風子が毒づく前に、ミッツが散々佳つ乃の悪口を言ってくれて、風子は、少しだけ飲み込んだ鎖が軽くなった気がした。だが、あとの重りは、もうどうしようもない。これは奏自身に抜いてもらわない限りは、一生風子の体をズルズルと重い鎖でがんじがらめにしてまとわりつくのだろう。

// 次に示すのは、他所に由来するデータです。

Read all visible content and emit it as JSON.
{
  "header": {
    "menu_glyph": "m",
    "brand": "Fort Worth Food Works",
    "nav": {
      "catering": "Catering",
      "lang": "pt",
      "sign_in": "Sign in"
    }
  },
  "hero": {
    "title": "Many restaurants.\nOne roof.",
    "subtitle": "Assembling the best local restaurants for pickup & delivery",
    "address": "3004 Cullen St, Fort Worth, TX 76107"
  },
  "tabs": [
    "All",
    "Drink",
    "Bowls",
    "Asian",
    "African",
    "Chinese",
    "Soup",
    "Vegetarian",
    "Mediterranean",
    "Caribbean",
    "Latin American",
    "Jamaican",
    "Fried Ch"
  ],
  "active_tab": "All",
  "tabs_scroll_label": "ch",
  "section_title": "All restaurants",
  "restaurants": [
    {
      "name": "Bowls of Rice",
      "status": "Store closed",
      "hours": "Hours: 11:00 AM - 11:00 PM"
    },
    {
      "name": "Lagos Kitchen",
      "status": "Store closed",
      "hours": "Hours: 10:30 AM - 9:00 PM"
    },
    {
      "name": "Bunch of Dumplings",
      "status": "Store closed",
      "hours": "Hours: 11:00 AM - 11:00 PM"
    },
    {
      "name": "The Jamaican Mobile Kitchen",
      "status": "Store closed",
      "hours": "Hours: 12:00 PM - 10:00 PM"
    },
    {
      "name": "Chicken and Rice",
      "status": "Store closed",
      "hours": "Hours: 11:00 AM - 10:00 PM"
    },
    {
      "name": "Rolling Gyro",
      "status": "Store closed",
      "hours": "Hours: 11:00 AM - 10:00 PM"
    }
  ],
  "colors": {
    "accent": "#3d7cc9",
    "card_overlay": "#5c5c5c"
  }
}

ミッツは会社が終わるや否や即効で家に来てくれた。風子の実家は、通勤からすればなかなか便利で、電車一本でいける。所要時間約35分というところ。最寄り駅からも徒歩5分とはいえ、商店街をつっきっていくので、あまり遠さを感じない。ミッツは、一人暮らしなので、新入社員の頃は、風子が彼女の食生活を慮って、実家に何度か呼んでくれた。勿論、風子の手料理で馳走するわけではなく、風子の母、晴子が料理するわけで、いい迷惑なのだが、そこは、小見山家。美人のミッツを大歓迎していたものだ。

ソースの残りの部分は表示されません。